Messrs. Mork, Verville and Goelzer will be serving as consultants
to Bucyrus-Erie.

          You should know that we are taking steps today to
notify each of our suppliers and customers of this change and of
our sincere appreciation for their loyalty and cooperation.  We
are also informing our suppliers and customers that we look
forward to continuing our business relationships with them during
the years to come.

          The Board of Directors takes this opportunity to thank
each of you for your continued dedication to Bucyrus-Erie and for
your hard work.  We also thank Messrs.
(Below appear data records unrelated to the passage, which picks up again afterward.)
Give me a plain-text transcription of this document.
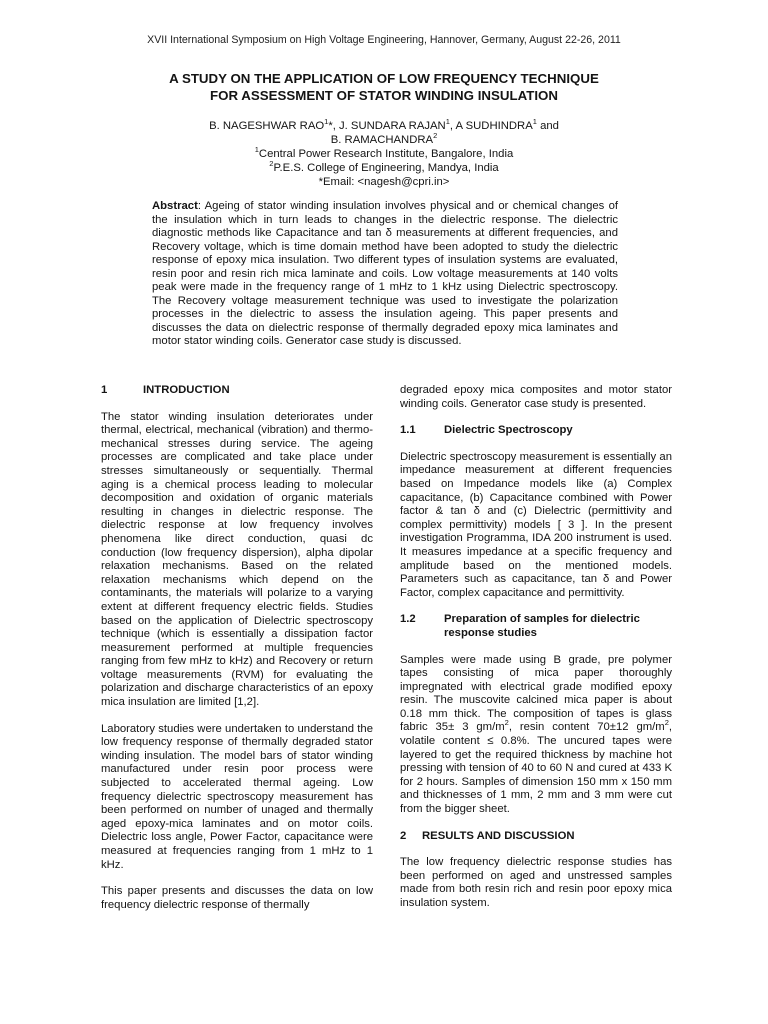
XVII International Symposium on High Voltage Engineering, Hannover, Germany, August 22-26, 2011
A STUDY ON THE APPLICATION OF LOW FREQUENCY TECHNIQUE
FOR ASSESSMENT OF STATOR WINDING INSULATION
B. NAGESHWAR RAO$^1$*, J. SUNDARA RAJAN$^1$, A SUDHINDRA$^1$ and
B. RAMACHANDRA$^2$
$^1$Central Power Research Institute, Bangalore, India
$^2$P.E.S. College of Engineering, Mandya, India
*Email: <nagesh@cpri.in>
Abstract: Ageing of stator winding insulation involves physical and or chemical changes of the insulation which in turn leads to changes in the dielectric response. The dielectric diagnostic methods like Capacitance and tan δ measurements at different frequencies, and Recovery voltage, which is time domain method have been adopted to study the dielectric response of epoxy mica insulation. Two different types of insulation systems are evaluated, resin poor and resin rich mica laminate and coils. Low voltage measurements at 140 volts peak were made in the frequency range of 1 mHz to 1 kHz using Dielectric spectroscopy. The Recovery voltage measurement technique was used to investigate the polarization processes in the dielectric to assess the insulation ageing. This paper presents and discusses the data on dielectric response of thermally degraded epoxy mica laminates and motor stator winding coils. Generator case study is discussed.
1	INTRODUCTION

The stator winding insulation deteriorates under thermal, electrical, mechanical (vibration) and thermo-mechanical stresses during service. The ageing processes are complicated and take place under stresses simultaneously or sequentially. Thermal aging is a chemical process leading to molecular decomposition and oxidation of organic materials resulting in changes in dielectric response. The dielectric response at low frequency involves phenomena like direct conduction, quasi dc conduction (low frequency dispersion), alpha dipolar relaxation mechanisms. Based on the related relaxation mechanisms which depend on the contaminants, the materials will polarize to a varying extent at different frequency electric fields. Studies based on the application of Dielectric spectroscopy technique (which is essentially a dissipation factor measurement performed at multiple frequencies ranging from few mHz to kHz) and Recovery or return voltage measurements (RVM) for evaluating the polarization and discharge characteristics of an epoxy mica insulation are limited [1,2].

Laboratory studies were undertaken to understand the low frequency response of thermally degraded stator winding insulation. The model bars of stator winding manufactured under resin poor process were subjected to accelerated thermal ageing. Low frequency dielectric spectroscopy measurement has been performed on number of unaged and thermally aged epoxy-mica laminates and on motor coils. Dielectric loss angle, Power Factor, capacitance were measured at frequencies ranging from 1 mHz to 1 kHz.

This paper presents and discusses the data on low frequency dielectric response of thermally

degraded epoxy mica composites and motor stator winding coils. Generator case study is presented.

1.1	Dielectric Spectroscopy

Dielectric spectroscopy measurement is essentially an impedance measurement at different frequencies based on Impedance models like (a) Complex capacitance, (b) Capacitance combined with Power factor & tan δ and (c) Dielectric (permittivity and complex permittivity) models [ 3 ]. In the present investigation Programma, IDA 200 instrument is used. It measures impedance at a specific frequency and amplitude based on the mentioned models. Parameters such as capacitance, tan δ and Power Factor, complex capacitance and permittivity.

1.2	Preparation of samples for dielectric response studies

Samples were made using B grade, pre polymer tapes consisting of mica paper thoroughly impregnated with electrical grade modified epoxy resin. The muscovite calcined mica paper is about 0.18 mm thick. The composition of tapes is glass fabric 35± 3 $gm/m^2$, resin content 70±12 $gm/m^2$, volatile content ≤ 0.8%. The uncured tapes were layered to get the required thickness by machine hot pressing with tension of 40 to 60 N and cured at 433 K for 2 hours. Samples of dimension 150 mm x 150 mm and thicknesses of 1 mm, 2 mm and 3 mm were cut from the bigger sheet.

2 RESULTS AND DISCUSSION

The low frequency dielectric response studies has been performed on aged and unstressed samples made from both resin rich and resin poor epoxy mica insulation system.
Mork, Verville and Goelzer
for their many years of dedicated service and wish them well in
their future endeavors.


                                 

                               EXHIBIT C
                               


                    CERTIFICATE OF NON-REVOCATION OF 
                 SEPARATION AGREEMENT AND MUTUAL RELEASE


     I hereby certify and represent that seven (7) calendar days
have passed since the Parties have signed the Separation
Agreement and Mutual Release (the "Agreement") and that I have
NOT exercised my rights to revoke that Agreement pursuant to the
Older Workers Benefit Protection Act of 1990.  I understand that
the Bucyrus-Erie Company on behalf of themselves and their
subsidiaries and affiliates, in providing me with benefits under
the Agreement, is relying on this Certificate, and that I can no
longer revoke the Agreement.



______________________________     __________________ , 1995
     Norbert Verville              Date of Execution
                                   by Verville



IMPORTANT:

          This Certificate should be signed, dated and returned
to the Company's special counsel, Seymour H. Chalif, Esq. of
Kaye, Scholer, Fierman, Hays & Handler, 425 Park Avenue, New
York, New York 10022, no earlier than on the eighth (8th)
calendar day after the Agreement is executed by the Parties.